Monday, August 22, 2011

Nine Years

I keep thinking about what I was doing nine years ago today. Packing up all my stuff. Sleeping in my bed at my parents' for the last time before college. Getting ready to say goodbye to Buttercup for a semester. Eagerly thinking about what it would be like to meet my roommate. Anxious to get to Wheaton, settle into my new room, and be on my own for the first time. Nervous about doing my own laundry.

The 18 year-old kid dreaming of what college would be like is long gone. She's mastered the laundry, gotten rid of those hideous mom shorts (what really makes me sad is you know I picked out my very coolest outfit for the first day of college...), formed a great friendship with that pocket-sized roommate in the picture, and learned a whole lot about the "real world." The Cheez-It stash on that shelf has been replaced with Xtra Cheddar Goldfish.

(Tangent: Oh man, I just realized how much I miss those shoes. I adored those shoes. So cute, so comfortable...)

If I could go back and tell that kid in the picture one thing, I don't think she'd have listened. (Betcha didn't see the end of that sentence coming!) I know this because the advice I would give comes straight from a Bible verse I hung on the wall a couple months into college. "Above all else, guard your heart - for it is the wellspring of life." (No, I'm not going all Kasey Kahl on you...I'm going King Solomon on you!) It's so true, and so much of my vibrancy has been lost by not guarding my heart...but there's no way I could've understood that nine years ago.

This is the problem with giving advice. Sometimes it works, but most of the time, you just have to learn from your own mistakes. People say all the time, "If I could go back and tell myself xyz..." But the fact is, the you from back then probably wouldn't have listened either.

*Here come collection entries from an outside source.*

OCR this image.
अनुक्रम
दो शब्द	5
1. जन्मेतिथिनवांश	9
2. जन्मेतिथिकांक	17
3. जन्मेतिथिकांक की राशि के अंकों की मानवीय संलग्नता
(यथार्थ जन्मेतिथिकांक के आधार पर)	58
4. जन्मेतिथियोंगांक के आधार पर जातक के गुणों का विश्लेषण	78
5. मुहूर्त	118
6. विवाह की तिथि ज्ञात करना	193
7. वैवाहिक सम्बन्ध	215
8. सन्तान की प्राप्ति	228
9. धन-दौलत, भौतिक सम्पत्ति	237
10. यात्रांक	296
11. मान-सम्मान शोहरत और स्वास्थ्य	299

In nine years I've learned a lot. And sure, some of it has been through the wisdom of great Wheaton professors or sage bosses. But a lot of it has just been through life experience. And there's no amount of advice-giving that could've taught me the same things.

1 comments:

Linda B said...

Unfortunately, that's true. And as a mother, it sometimes breaks my heart that you have to learn "the hard way".